77-) Ey iman edenler! Rükû edin (her an her zerrede hükümranlığını fark ederek eğilin); secde edin (indînde “ben”liğinizin “yok”luğunu hissedin), Rabbinize kullukta olduğunuzu kavrayın; hayır (Hakkanî fiil) işleyin ki kurtulasınız!

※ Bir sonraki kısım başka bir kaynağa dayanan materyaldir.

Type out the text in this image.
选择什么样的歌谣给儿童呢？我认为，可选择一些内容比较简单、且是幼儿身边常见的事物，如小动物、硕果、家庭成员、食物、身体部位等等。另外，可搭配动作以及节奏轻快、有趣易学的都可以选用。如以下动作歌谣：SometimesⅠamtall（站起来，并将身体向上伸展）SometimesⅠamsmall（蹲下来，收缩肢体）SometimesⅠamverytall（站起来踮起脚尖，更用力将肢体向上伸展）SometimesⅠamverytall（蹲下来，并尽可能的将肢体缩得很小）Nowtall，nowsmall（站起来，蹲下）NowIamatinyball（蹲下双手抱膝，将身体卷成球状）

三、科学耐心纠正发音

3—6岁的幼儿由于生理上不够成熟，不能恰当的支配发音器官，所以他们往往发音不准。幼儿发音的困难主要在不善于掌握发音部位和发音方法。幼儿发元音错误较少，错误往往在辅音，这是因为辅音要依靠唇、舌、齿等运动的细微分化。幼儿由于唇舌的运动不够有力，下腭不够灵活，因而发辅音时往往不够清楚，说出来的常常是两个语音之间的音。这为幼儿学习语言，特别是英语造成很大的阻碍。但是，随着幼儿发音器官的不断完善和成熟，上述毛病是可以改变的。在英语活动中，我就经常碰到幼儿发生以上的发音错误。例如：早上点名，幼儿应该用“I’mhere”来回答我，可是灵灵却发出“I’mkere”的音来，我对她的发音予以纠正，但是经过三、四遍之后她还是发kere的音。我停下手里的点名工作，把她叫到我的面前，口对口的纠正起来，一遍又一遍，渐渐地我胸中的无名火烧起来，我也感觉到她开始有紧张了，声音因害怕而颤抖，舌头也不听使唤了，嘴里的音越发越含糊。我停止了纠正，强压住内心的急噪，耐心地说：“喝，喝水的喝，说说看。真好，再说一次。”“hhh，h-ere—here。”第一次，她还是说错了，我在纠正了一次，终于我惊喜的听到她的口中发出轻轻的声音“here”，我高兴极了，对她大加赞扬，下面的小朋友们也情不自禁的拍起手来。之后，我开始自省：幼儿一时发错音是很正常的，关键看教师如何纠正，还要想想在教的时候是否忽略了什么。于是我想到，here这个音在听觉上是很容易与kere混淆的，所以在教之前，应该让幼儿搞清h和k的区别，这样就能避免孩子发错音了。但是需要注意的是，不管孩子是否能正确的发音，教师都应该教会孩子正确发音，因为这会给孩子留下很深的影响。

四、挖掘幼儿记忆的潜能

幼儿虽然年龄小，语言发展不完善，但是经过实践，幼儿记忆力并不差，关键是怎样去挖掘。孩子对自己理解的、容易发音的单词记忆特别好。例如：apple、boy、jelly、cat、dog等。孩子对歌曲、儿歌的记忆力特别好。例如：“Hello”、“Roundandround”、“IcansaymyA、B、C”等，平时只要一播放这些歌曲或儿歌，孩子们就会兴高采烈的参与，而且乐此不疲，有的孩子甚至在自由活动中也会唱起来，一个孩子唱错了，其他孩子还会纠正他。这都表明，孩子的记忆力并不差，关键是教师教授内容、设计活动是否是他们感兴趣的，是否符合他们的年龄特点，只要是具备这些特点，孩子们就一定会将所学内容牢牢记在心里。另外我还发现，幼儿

وَجَاهِدُوا فِي اللَّهِ حَقَّ جِهَادِهِ ۚ هُوَ اجْتَبَاكُمْ وَمَا جَعَلَ عَلَيْكُمْ فِي الدِّينِ مِنْ حَرَجٍ ۚ مِلَّةَ أَبِيكُمْ إِبْرَاهِيمَ ۚ هُوَ سَمَّاكُمُ الْمُسْلِمِينَ مِنْ قَبْلُ وَفِي هَٰذَا لِيَكُونَ الرَّسُولُ شَهِيدًا عَلَيْكُمْ وَتَكُونُوا شُهَدَاءَ عَلَى النَّاسِ ۚ فَأَقِيمُوا الصَّلَاةَ وَآتُوا الزَّكَاةَ وَاعْتَصِمُوا بِاللَّهِ هُوَ مَوْلَاكُمْ ۖ فَنِعْمَ الْمَوْلَىٰ وَنِعْمَ النَّصِيرُ
78-) Ve cahidu fillâhi hakka cihadiHİ, HUvectebaküm ve ma ceale aleyküm fiyd diyni min harec* millete ebiyküm İbrahiym* HUve semmakümül müslimiyne min kablü ve fiy hazâ liyekûner Rasûlü şehiyden aleyküm ve tekûnu şühedae alenNas* feekıymusSalâte ve atüz Zekâte va`tesımu Billâh* HUve Mevlaküm* fenı`mel Mevlâ ve nı`men Nasıyr;

78-) Allâh için, O`nun Hak cihadı olarak, mücahede edin! O, sizi seçti ve Dinde size bir zorluk yüklemedi… Babanız İbrahim`in milletinin (din anlayışıdır bu)… Daha önce de şimdi de O, sizi “Müslimler = teslim olmuşlar” diye isimlendirdi ki, O (Sistemi “OKU”yan, vahdeti açıklayan) Rasûl (Hz. Muhammed s.a.v.) sizin üzerinize bir şahit olsun, siz de insanlar üzerine şahitler olasınız! Artık salâtı ikame edin ve zekâtınızı verin; Esmâ`sıyla hakikatiniz olan Allâh`a tamamıyla bağlanın! O, Mevlâ`nızdır (sahibiniz, her fiilinizin oluşturanı)… Ne güzel Mevlâ`dır ve ne güzel Nasîr`dir (O).